Remembering a Disaster – The Duffy Street Incident

May 11, 2009

SAN BERNARDINO – It was a demon. A monster of steel and almost unimaginable power and force, thousands of tons of train and trona moving faster with every foot traveled.

It was a special designated Extra 7551 East, six locomotives and 69 hopper cars overloaded with sodium carbonate and lacking the braking power necessary to slow or stop. Cajon Pass had never seen such a thing before or since.

It unleashed death and destruction on a small residential neighborhood in San Bernardino but the horror and death wouldn’t end that day. An unlucky 13 days later Duffy Street exploded in a ball of vaporized gasoline spewed from a ruptured 14-inch pipeline that paralleled the track and burned and burned for about 13 hours because a faulty check valve failed to prevent the pipeline full of thousands of gallons of gasoline from rushing back down the mountain and feeding the beast, keeping it alive.

But on that first day not quite two weeks earlier, by the time the 7551 reached the Muscoy curve it was hitting about 110 mph. Its wheels and those insufficient brakes were melting from the friction-generated heat.

Retired Battalion Chief Allen Simpson of the San Bernardino Fire Department said they couldn’t use heavy equipment to free Shaw because the danger the bulldozers might harm him. They had to remove the debris covering him a piece at a time.

Thirteen days after the derailment, observers looking northwest from City Hall saw what looked like the explosion from an atomic bomb, only the mushroom cloud had a reddish cast, the pipeline, which had been disturbed during the cleanup after the derailment, ruptured under pressure.
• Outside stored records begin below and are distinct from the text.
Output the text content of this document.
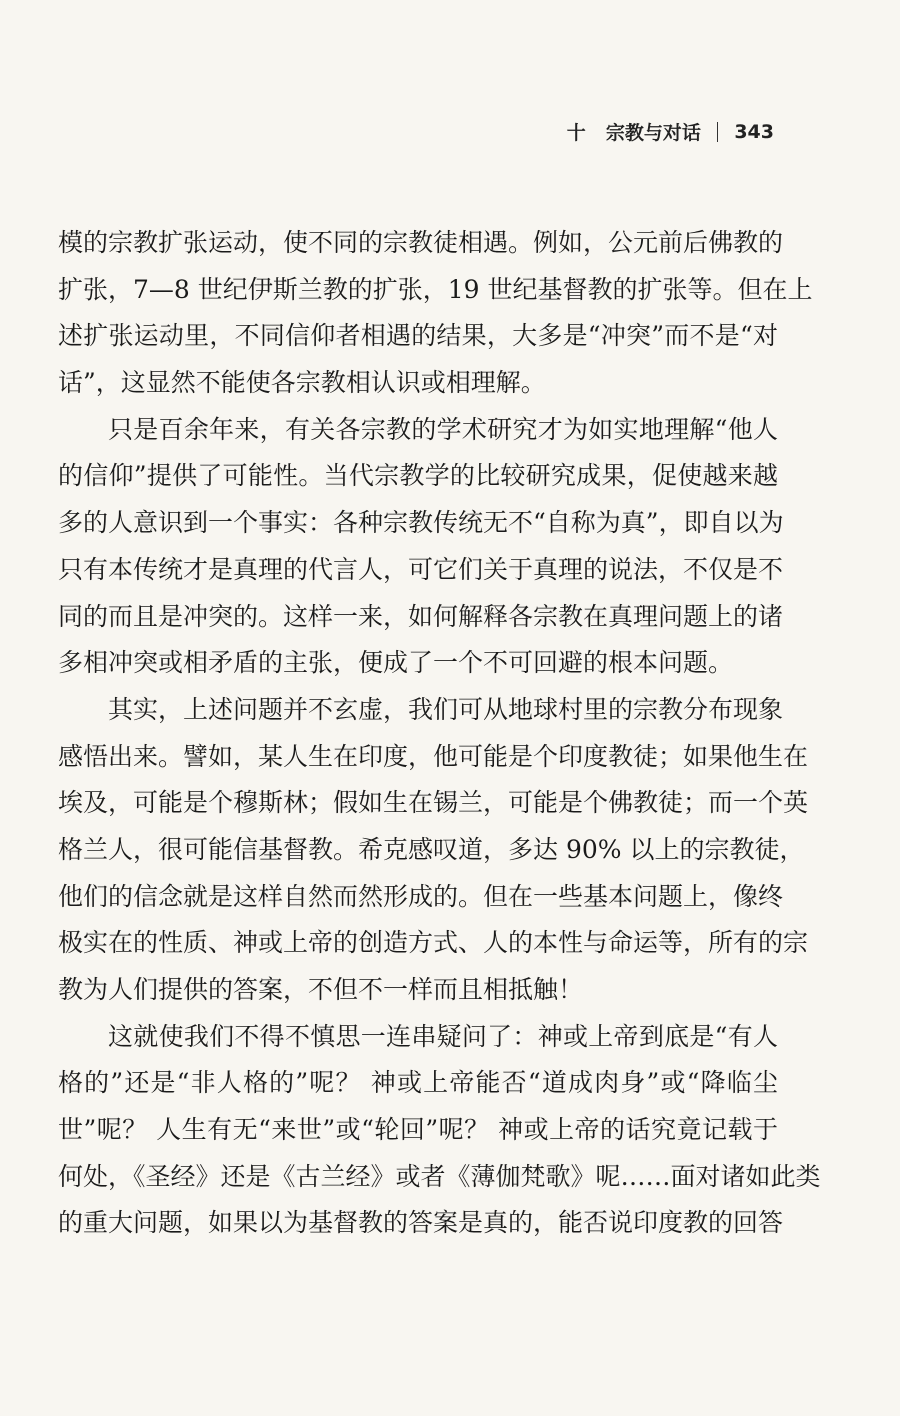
十 宗教与对话 343
模的宗教扩张运动，使不同的宗教徒相遇。例如，公元前后佛教的
扩张，7—8 世纪伊斯兰教的扩张，19 世纪基督教的扩张等。但在上
述扩张运动里，不同信仰者相遇的结果，大多是“冲突”而不是“对
话”，这显然不能使各宗教相认识或相理解。
只是百余年来，有关各宗教的学术研究才为如实地理解“他人
的信仰”提供了可能性。当代宗教学的比较研究成果，促使越来越
多的人意识到一个事实：各种宗教传统无不“自称为真”，即自以为
只有本传统才是真理的代言人，可它们关于真理的说法，不仅是不
同的而且是冲突的。这样一来，如何解释各宗教在真理问题上的诸
多相冲突或相矛盾的主张，便成了一个不可回避的根本问题。
其实，上述问题并不玄虚，我们可从地球村里的宗教分布现象
感悟出来。譬如，某人生在印度，他可能是个印度教徒；如果他生在
埃及，可能是个穆斯林；假如生在锡兰，可能是个佛教徒；而一个英
格兰人，很可能信基督教。希克感叹道，多达 90% 以上的宗教徒，
他们的信念就是这样自然而然形成的。但在一些基本问题上，像终
极实在的性质、神或上帝的创造方式、人的本性与命运等，所有的宗
教为人们提供的答案，不但不一样而且相抵触！
这就使我们不得不慎思一连串疑问了：神或上帝到底是“有人
格的”还是“非人格的”呢？ 神或上帝能否“道成肉身”或“降临尘
世”呢？ 人生有无“来世”或“轮回”呢？ 神或上帝的话究竟记载于
何处，《圣经》还是《古兰经》或者《薄伽梵歌》呢……面对诸如此类
的重大问题，如果以为基督教的答案是真的，能否说印度教的回答
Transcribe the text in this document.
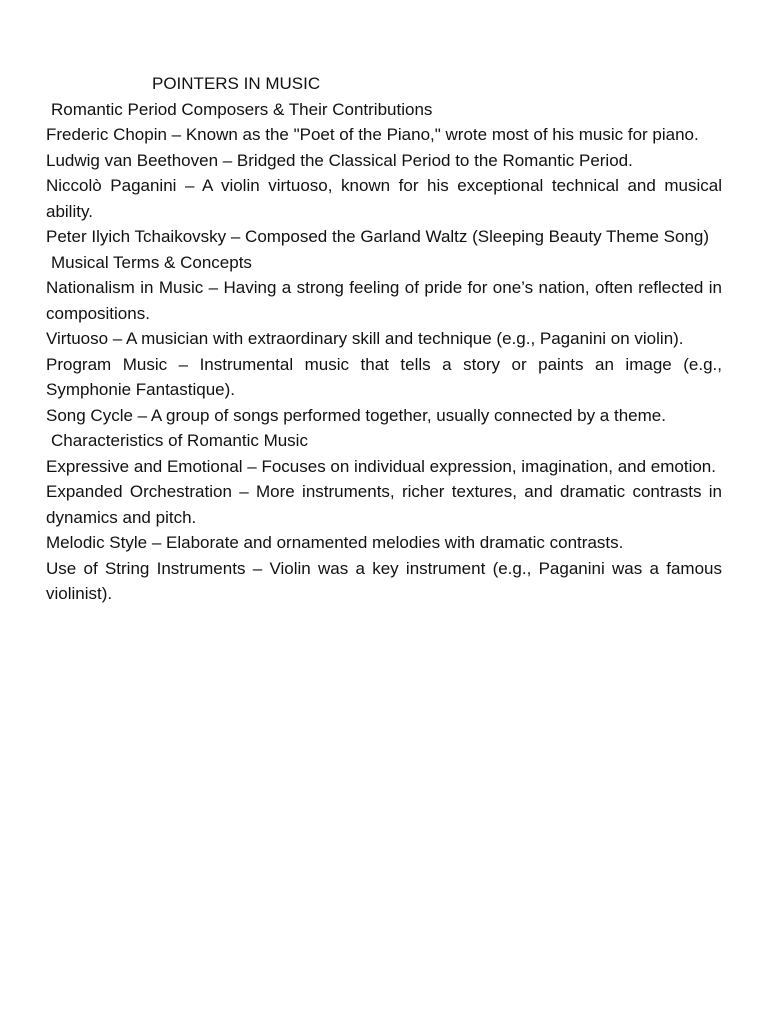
POINTERS IN MUSIC
Romantic Period Composers & Their Contributions

Frederic Chopin – Known as the "Poet of the Piano," wrote most of his music for piano.

Ludwig van Beethoven – Bridged the Classical Period to the Romantic Period.

Niccolò Paganini – A violin virtuoso, known for his exceptional technical and musical ability.

Peter Ilyich Tchaikovsky – Composed the Garland Waltz (Sleeping Beauty Theme Song)

Musical Terms & Concepts

Nationalism in Music – Having a strong feeling of pride for one’s nation, often reflected in compositions.

Virtuoso – A musician with extraordinary skill and technique (e.g., Paganini on violin).

Program Music – Instrumental music that tells a story or paints an image (e.g., Symphonie Fantastique).

Song Cycle – A group of songs performed together, usually connected by a theme.

Characteristics of Romantic Music

Expressive and Emotional – Focuses on individual expression, imagination, and emotion.

Expanded Orchestration – More instruments, richer textures, and dramatic contrasts in dynamics and pitch.

Melodic Style – Elaborate and ornamented melodies with dramatic contrasts.

Use of String Instruments – Violin was a key instrument (e.g., Paganini was a famous violinist).
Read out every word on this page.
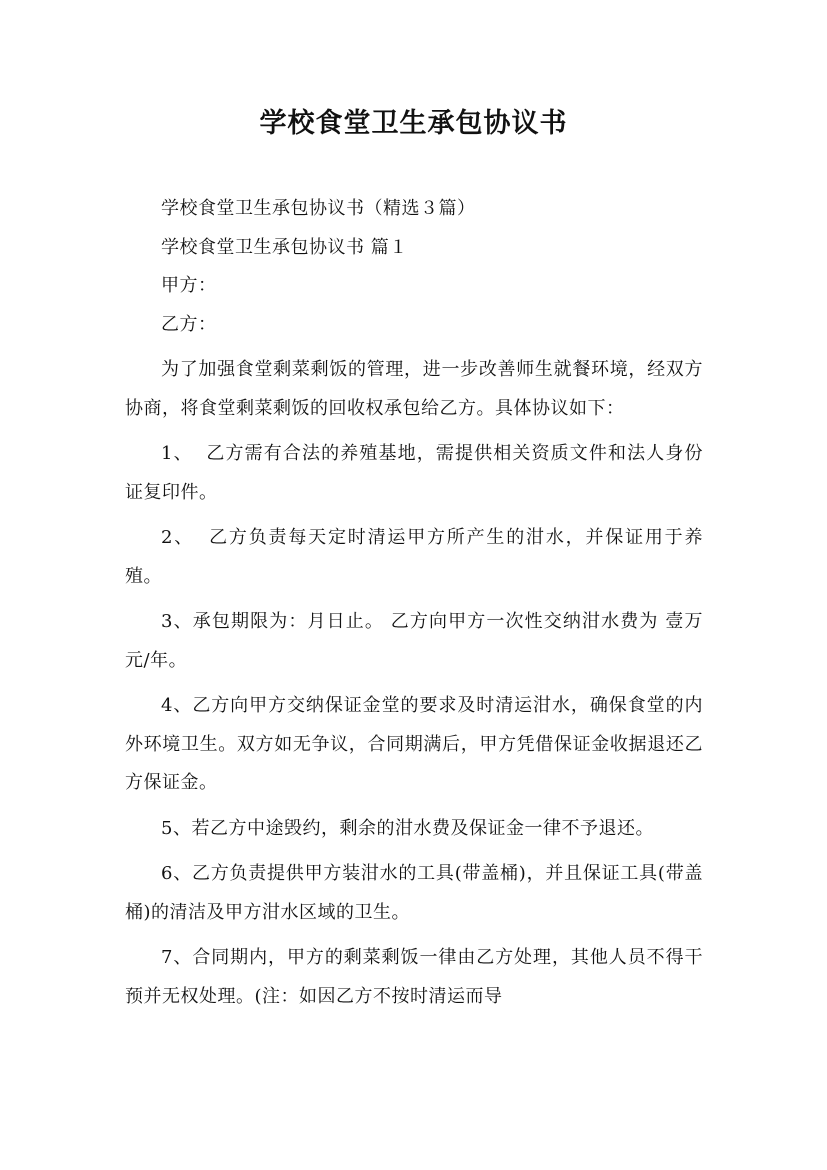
学校食堂卫生承包协议书

学校食堂卫生承包协议书（精选３篇）

学校食堂卫生承包协议书 篇１

甲方：

乙方：

为了加强食堂剩菜剩饭的管理，进一步改善师生就餐环境，经双方协商，将食堂剩菜剩饭的回收权承包给乙方。具体协议如下：

1、  乙方需有合法的养殖基地，需提供相关资质文件和法人身份证复印件。

2、  乙方负责每天定时清运甲方所产生的泔水，并保证用于养殖。

3、承包期限为：月日止。 乙方向甲方一次性交纳泔水费为 壹万 元/年。

4、乙方向甲方交纳保证金堂的要求及时清运泔水，确保食堂的内外环境卫生。双方如无争议，合同期满后，甲方凭借保证金收据退还乙方保证金。

5、若乙方中途毁约，剩余的泔水费及保证金一律不予退还。

6、乙方负责提供甲方装泔水的工具(带盖桶)，并且保证工具(带盖桶)的清洁及甲方泔水区域的卫生。

7、合同期内，甲方的剩菜剩饭一律由乙方处理，其他人员不得干预并无权处理。(注：如因乙方不按时清运而导
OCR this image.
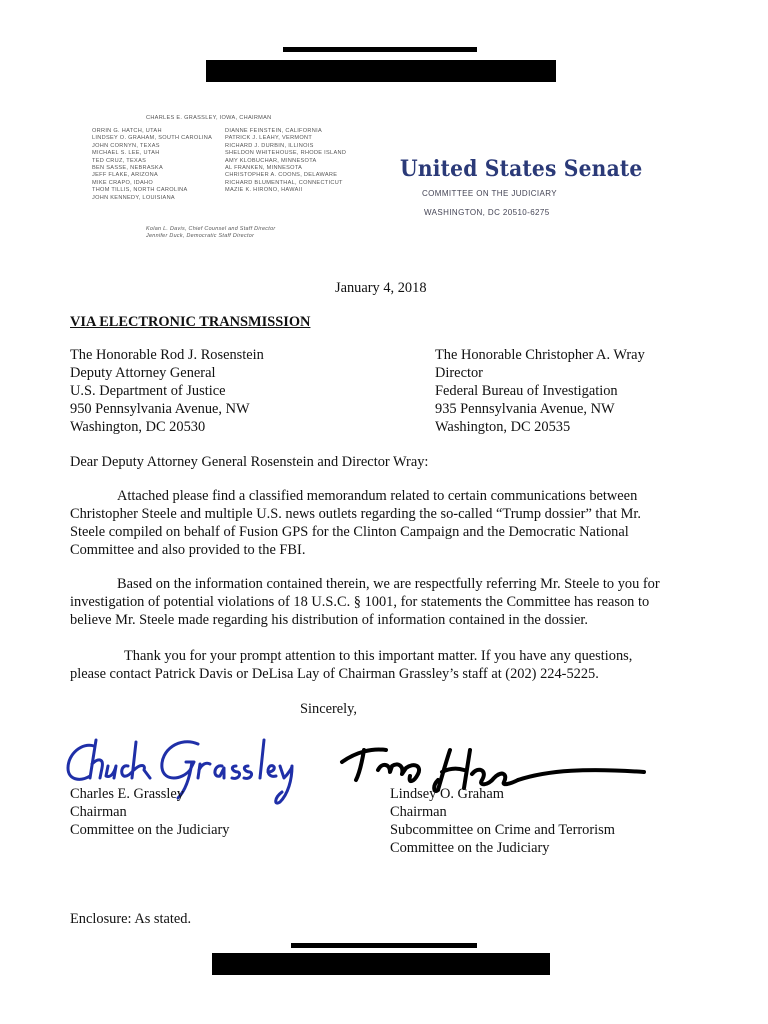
CHARLES E. GRASSLEY, IOWA, CHAIRMAN
ORRIN G. HATCH, UTAH
LINDSEY O. GRAHAM, SOUTH CAROLINA
JOHN CORNYN, TEXAS
MICHAEL S. LEE, UTAH
TED CRUZ, TEXAS
BEN SASSE, NEBRASKA
JEFF FLAKE, ARIZONA
MIKE CRAPO, IDAHO
THOM TILLIS, NORTH CAROLINA
JOHN KENNEDY, LOUISIANA
DIANNE FEINSTEIN, CALIFORNIA
PATRICK J. LEAHY, VERMONT
RICHARD J. DURBIN, ILLINOIS
SHELDON WHITEHOUSE, RHODE ISLAND
AMY KLOBUCHAR, MINNESOTA
AL FRANKEN, MINNESOTA
CHRISTOPHER A. COONS, DELAWARE
RICHARD BLUMENTHAL, CONNECTICUT
MAZIE K. HIRONO, HAWAII
Kolan L. Davis, Chief Counsel and Staff Director
Jennifer Duck, Democratic Staff Director
United States Senate
COMMITTEE ON THE JUDICIARY
WASHINGTON, DC 20510-6275
January 4, 2018
VIA ELECTRONIC TRANSMISSION
The Honorable Rod J. Rosenstein
Deputy Attorney General
U.S. Department of Justice
950 Pennsylvania Avenue, NW
Washington, DC 20530
The Honorable Christopher A. Wray
Director
Federal Bureau of Investigation
935 Pennsylvania Avenue, NW
Washington, DC 20535
Dear Deputy Attorney General Rosenstein and Director Wray:
Attached please find a classified memorandum related to certain communications between
Christopher Steele and multiple U.S. news outlets regarding the so-called “Trump dossier” that Mr.
Steele compiled on behalf of Fusion GPS for the Clinton Campaign and the Democratic National
Committee and also provided to the FBI.
Based on the information contained therein, we are respectfully referring Mr. Steele to you for
investigation of potential violations of 18 U.S.C. § 1001, for statements the Committee has reason to
believe Mr. Steele made regarding his distribution of information contained in the dossier.
Thank you for your prompt attention to this important matter. If you have any questions,
please contact Patrick Davis or DeLisa Lay of Chairman Grassley’s staff at (202) 224-5225.
Sincerely,
Charles E. Grassley
Chairman
Committee on the Judiciary
Lindsey O. Graham
Chairman
Subcommittee on Crime and Terrorism
Committee on the Judiciary
Enclosure: As stated.
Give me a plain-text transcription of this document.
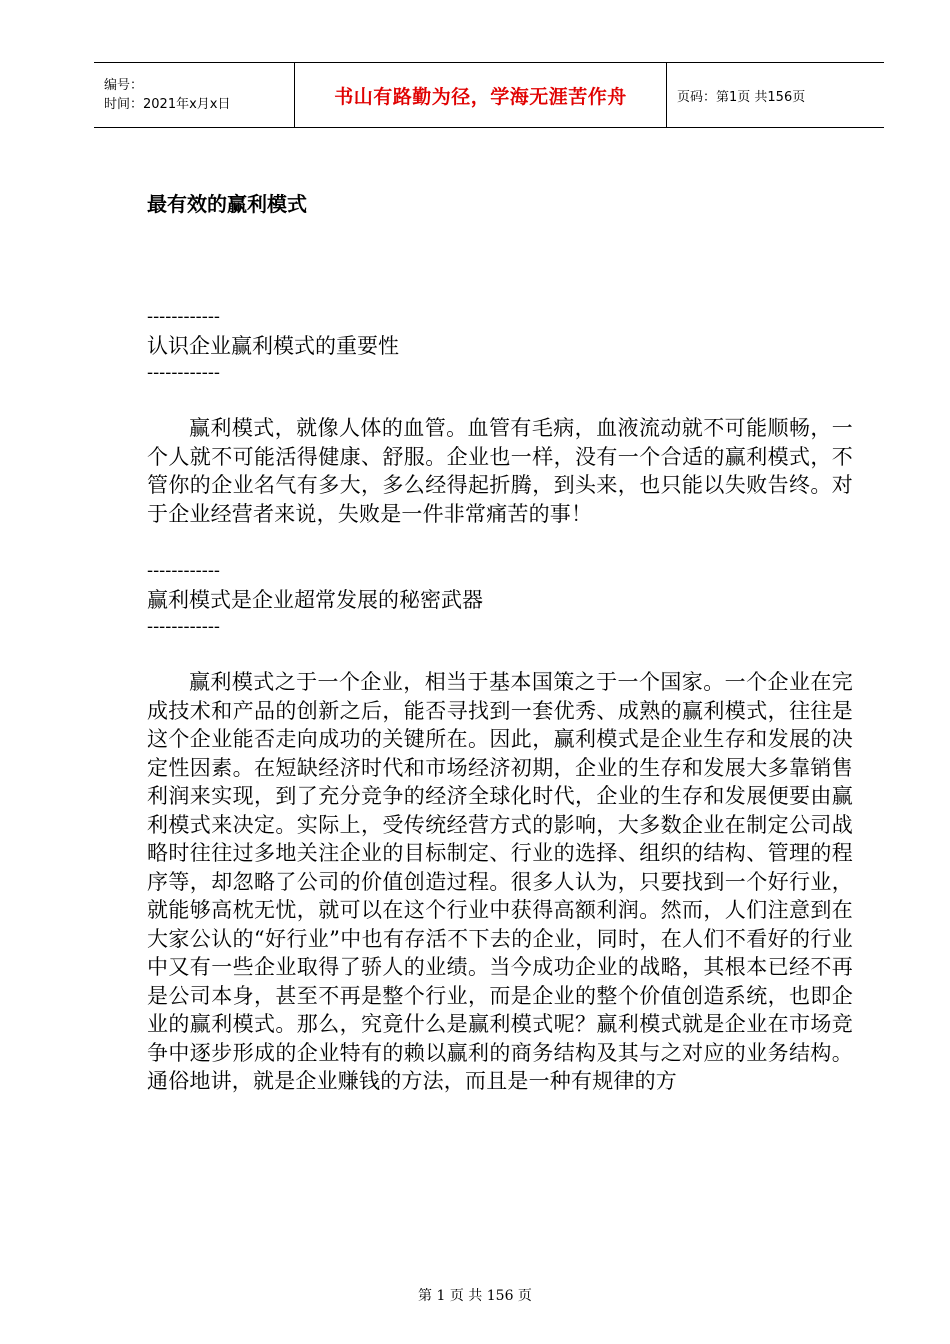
编号：
时间：2021年x月x日	书山有路勤为径，学海无涯苦作舟	页码：第1页 共156页
最有效的赢利模式
------------
认识企业赢利模式的重要性
------------

赢利模式，就像人体的血管。血管有毛病，血液流动就不可能顺畅，一个人就不可能活得健康、舒服。企业也一样，没有一个合适的赢利模式，不管你的企业名气有多大，多么经得起折腾，到头来，也只能以失败告终。对于企业经营者来说，失败是一件非常痛苦的事！

------------
赢利模式是企业超常发展的秘密武器
------------

赢利模式之于一个企业，相当于基本国策之于一个国家。一个企业在完成技术和产品的创新之后，能否寻找到一套优秀、成熟的赢利模式，往往是这个企业能否走向成功的关键所在。因此，赢利模式是企业生存和发展的决定性因素。在短缺经济时代和市场经济初期，企业的生存和发展大多靠销售利润来实现，到了充分竞争的经济全球化时代，企业的生存和发展便要由赢利模式来决定。实际上，受传统经营方式的影响，大多数企业在制定公司战略时往往过多地关注企业的目标制定、行业的选择、组织的结构、管理的程序等，却忽略了公司的价值创造过程。很多人认为，只要找到一个好行业，就能够高枕无忧，就可以在这个行业中获得高额利润。然而，人们注意到在大家公认的“好行业”中也有存活不下去的企业，同时，在人们不看好的行业中又有一些企业取得了骄人的业绩。当今成功企业的战略，其根本已经不再是公司本身，甚至不再是整个行业，而是企业的整个价值创造系统，也即企业的赢利模式。那么，究竟什么是赢利模式呢？赢利模式就是企业在市场竞争中逐步形成的企业特有的赖以赢利的商务结构及其与之对应的业务结构。通俗地讲，就是企业赚钱的方法，而且是一种有规律的方

第 1 页 共 156 页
It had been pumping more than 2,300 barrels of gasoline per hour at an estimated pressure of more than 1,600 psi. It spewed a towering fountain of gasoline into the air atomizing it and it fell like misty rain.

Simpson said it was “hunting for a heat source and it probably found a pilot light in a neighborhood water heater.

The first fire department officer on the scene, Simpson said he thought they had saved a couple of the houses but as other fire units arrived and began to hook up their hoses, the water pressure dropped to near nothing, because Muscoy didn’t have sufficient capacity.

“To lose the water was just awful,” Simpson said. “We lost all we had gained and had to watch them burn.” He said they finally dragged a hose from the San Bernardino system across Highland Avenue and down Donald Street. “It had plenty of pressure but by then it was too late,” he said.